Speaking in Self-Assessing Tongues: On the Verbalized Confidence of LLMs in Machine Translation

以自我评估的语言发声：论大语言模型在机器翻译中的口头置信度

Abstract: The rapid rise in popularity of large language models (LLMs) for translation calls for a thorough study of the reliability of their confidence in their own outputs. 摘要： 大语言模型（LLMs）在翻译领域的迅速普及，要求我们对其输出结果的置信度可靠性进行深入研究。

Unlike many generation tasks, translation errors and confidence levels can be useful at different levels of granularity (tokens, words, or spans). 与许多生成任务不同，翻译错误和置信度水平在不同的粒度（标记、词汇或片段）上可能具有不同的参考价值。

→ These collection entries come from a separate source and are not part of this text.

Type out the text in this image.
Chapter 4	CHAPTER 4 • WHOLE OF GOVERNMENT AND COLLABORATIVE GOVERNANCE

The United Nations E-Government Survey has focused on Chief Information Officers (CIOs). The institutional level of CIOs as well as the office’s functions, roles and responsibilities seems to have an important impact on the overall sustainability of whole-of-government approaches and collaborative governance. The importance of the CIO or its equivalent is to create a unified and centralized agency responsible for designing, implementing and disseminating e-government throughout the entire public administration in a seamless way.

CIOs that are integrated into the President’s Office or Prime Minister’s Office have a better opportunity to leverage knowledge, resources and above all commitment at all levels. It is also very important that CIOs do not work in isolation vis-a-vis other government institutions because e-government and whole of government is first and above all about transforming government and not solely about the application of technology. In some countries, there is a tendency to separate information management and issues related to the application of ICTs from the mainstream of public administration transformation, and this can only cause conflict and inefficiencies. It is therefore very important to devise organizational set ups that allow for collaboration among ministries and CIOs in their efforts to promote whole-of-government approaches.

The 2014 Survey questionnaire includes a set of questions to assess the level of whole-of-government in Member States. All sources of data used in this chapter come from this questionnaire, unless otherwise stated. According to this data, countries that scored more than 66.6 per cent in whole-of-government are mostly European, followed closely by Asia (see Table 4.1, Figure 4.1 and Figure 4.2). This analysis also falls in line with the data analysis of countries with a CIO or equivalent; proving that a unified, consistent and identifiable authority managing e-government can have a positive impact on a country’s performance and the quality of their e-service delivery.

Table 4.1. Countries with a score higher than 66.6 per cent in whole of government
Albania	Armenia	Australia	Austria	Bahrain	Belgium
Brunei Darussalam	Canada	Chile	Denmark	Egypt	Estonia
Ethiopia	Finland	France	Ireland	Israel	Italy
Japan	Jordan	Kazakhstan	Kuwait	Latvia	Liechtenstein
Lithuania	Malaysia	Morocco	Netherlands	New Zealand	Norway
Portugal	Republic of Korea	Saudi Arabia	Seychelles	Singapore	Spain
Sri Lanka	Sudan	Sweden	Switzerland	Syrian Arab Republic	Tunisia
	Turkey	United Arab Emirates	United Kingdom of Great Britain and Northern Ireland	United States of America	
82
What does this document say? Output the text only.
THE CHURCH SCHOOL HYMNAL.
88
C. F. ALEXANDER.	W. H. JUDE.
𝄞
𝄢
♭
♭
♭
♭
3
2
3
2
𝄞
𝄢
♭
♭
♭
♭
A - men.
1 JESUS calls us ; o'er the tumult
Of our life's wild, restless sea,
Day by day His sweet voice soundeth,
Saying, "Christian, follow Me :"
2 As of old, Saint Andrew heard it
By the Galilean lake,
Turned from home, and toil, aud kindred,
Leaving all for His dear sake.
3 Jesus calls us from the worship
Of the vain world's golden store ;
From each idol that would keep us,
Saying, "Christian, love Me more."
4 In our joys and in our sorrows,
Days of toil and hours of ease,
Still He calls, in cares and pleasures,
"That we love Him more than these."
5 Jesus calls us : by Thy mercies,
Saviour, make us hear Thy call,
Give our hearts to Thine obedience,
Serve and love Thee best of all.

Unsupervised approaches based on internal signals like predicted probabilities can be misleading because they reflect certainty among alternatives rather than correctness. 基于预测概率等内部信号的无监督方法可能会产生误导，因为它们反映的是模型在多个候选选项间的确定性，而非输出结果的正确性。

In addition, they require access to such internal signals. 此外，这些方法还需要获取模型的内部信号。

Here, we devise five verbalized methods of extracting an LLM’s per-token confidence without those shortcomings and compare their reliability with that of the model’s internal signals of certainty. 在此，我们设计了五种口头化（verbalized）方法来提取大语言模型的逐标记（per-token）置信度，从而规避了上述缺陷，并将其可靠性与模型内部的确定性信号进行了对比。

We evaluate reliability using two forms of alignment: fine-grained error detection and calibration. 我们通过两种对齐方式来评估可靠性：细粒度错误检测和校准。

For both, internal and verbalized methods perform similarly, although results vary by model. 在这两种评估方式中，内部信号方法和口头化方法的表现相似，尽管具体结果因模型而异。

Interestingly, we find little to no correlation between internal and verbalized methods. 有趣的是，我们发现内部信号方法与口头化方法之间几乎没有相关性。